Louise Laroche : Allons, que vas-tu dire là ? Je ne faisais que constater le don de plaisanterie de mon beau-frère, rien de plus...
Angélique : Il est toujours bon de remarquer que les deux frères sont de physiques avantageux, l'un comme l'autre, Charles autant que Jean...
Louise Laroche : Angélique, tu parles de ton maître ! Et arrête donc de dire des bêtises, un homme peut-être beau sans être charmant...
Angélique : Monsieur n'est pas charmant ?
Louise Laroche : Monsieur, si, mais son frère n'a du charme que la figure et la langue sans en avoir l'esprit...
Angélique : Mais la figure et la langue peuvent très bien combler le vide que représente l'esprit !
Louise Laroche : Arrête donc, je te le répète ! Et si je compte, nous voilà seulement six à cette table pour sept... Qui est le dernier invité ?
Angélique : Vous ne le connaissez pas, c'est un ami de Monsieur que vous n'avez jamais rencontré...
Louise Laroche : Comment s'appelle-t-il ? Peut-être que Charles m'en a déjà parlé...
Angélique : Je ne me rappelle plus de son nom de famille, certainement commun, mais son prénom est Tristan il me semble...
Louise Laroche : Tristan ?
Angélique : Oui, Tristan... Vous en avez souvenir ?
Louise Laroche : Non, mais les nouvelles rencontres ne m'inspirent jamais confiance... C'est un principe que ma mère a réussi à m'inculquer sans trop de difficulté... Après tout, combien de trahisons ai-je connu, n'est-ce pas ? Et puis, ma vie n'est pas...
Angélique : Madame ferait mieux d'aller se préparer, les invités seront bientôt là...
Louise Laroche : Je suis prête, Angélique...
Angélique : Non, vous ne l'êtes pas... Monsieur veut vous voir habillée de noir...
Louise Laroche : Moi ?
Angélique : Tout le monde...
Louise Laroche : Serions-nous à une réunion d'affaire, à une veillée funéraire ?
Angélique : Je ne fais...
Louise Laroche : Qu'obéir aux ordres, je le sais, on te paye pour cela...
Angélique : Certes, vous me payez... Pas assez à mon goût, mais vous me payez...

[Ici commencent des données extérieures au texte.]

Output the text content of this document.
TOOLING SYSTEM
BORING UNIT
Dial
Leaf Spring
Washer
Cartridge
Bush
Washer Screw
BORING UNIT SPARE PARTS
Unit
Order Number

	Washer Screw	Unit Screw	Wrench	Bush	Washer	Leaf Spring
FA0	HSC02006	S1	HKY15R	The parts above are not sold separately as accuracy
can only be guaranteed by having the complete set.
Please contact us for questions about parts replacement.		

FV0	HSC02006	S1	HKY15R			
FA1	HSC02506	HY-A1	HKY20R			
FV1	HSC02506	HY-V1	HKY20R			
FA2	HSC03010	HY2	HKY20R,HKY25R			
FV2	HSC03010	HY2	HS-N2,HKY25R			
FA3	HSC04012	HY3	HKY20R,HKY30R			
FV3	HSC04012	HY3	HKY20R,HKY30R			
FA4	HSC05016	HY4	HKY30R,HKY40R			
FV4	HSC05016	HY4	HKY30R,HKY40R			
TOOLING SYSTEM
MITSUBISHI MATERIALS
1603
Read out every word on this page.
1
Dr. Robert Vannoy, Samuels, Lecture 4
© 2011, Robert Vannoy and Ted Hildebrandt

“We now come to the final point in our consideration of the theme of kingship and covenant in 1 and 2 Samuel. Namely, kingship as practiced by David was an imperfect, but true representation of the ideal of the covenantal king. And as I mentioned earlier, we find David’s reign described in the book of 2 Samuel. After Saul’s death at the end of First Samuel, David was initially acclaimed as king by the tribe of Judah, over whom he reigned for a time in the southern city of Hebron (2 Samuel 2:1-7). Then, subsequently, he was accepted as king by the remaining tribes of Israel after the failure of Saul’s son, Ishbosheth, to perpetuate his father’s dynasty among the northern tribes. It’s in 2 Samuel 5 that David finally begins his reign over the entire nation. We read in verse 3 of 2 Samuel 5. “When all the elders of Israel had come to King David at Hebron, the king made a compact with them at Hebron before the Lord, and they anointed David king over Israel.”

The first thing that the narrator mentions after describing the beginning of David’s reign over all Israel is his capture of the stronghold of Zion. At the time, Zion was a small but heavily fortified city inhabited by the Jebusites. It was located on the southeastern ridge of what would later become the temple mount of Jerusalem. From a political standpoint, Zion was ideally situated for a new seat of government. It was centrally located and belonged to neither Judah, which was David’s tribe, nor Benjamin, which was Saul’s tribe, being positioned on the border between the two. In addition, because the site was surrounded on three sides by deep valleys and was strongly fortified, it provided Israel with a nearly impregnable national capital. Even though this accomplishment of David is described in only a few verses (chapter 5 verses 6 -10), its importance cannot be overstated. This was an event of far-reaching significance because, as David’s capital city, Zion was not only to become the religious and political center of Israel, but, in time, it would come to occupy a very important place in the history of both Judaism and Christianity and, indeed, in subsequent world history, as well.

Louise Laroche : Ce n'est pas le moment pour les réclamations... Dis-moi plutôt quelle tenue serait de circonstance ?
Angélique : La robe sombre et légère, celle que Madame portait au gala de la municipalité... Le cou et les doigts cernés de vos rubis, vous serez remarquable...
Louise Laroche se relève subitement, enthousiaste.
Louise Laroche : Tu aurais pu être Coco Chanel mais tu es devenue domestique... La nature est parfois bien cruelle... Je ne saurais comment te remercier pour tes précieux conseils...
Angélique : J'ai bien quelques idées mais ce n'est apparemment pas le bon moment pour les réclamations...
Louise Laroche : Exactement, c'est plutôt le moment pour moi de me vêtir et de devenir femme... Vraie femme...
Angélique : Que Madame prenne son temps, la pauvre Angélique s'occupe de tout...
Louise Laroche : S'occuper de tout est une chose, bien s'en occuper en est une autre... Mais je t'offre ma confiance...
Angélique : Madame est trop bonne...
Louise Laroche : Pas plus que monsieur...
Louise Laroche sort, prêtes à se changer, alors qu'Angélique reste pour tout parachever.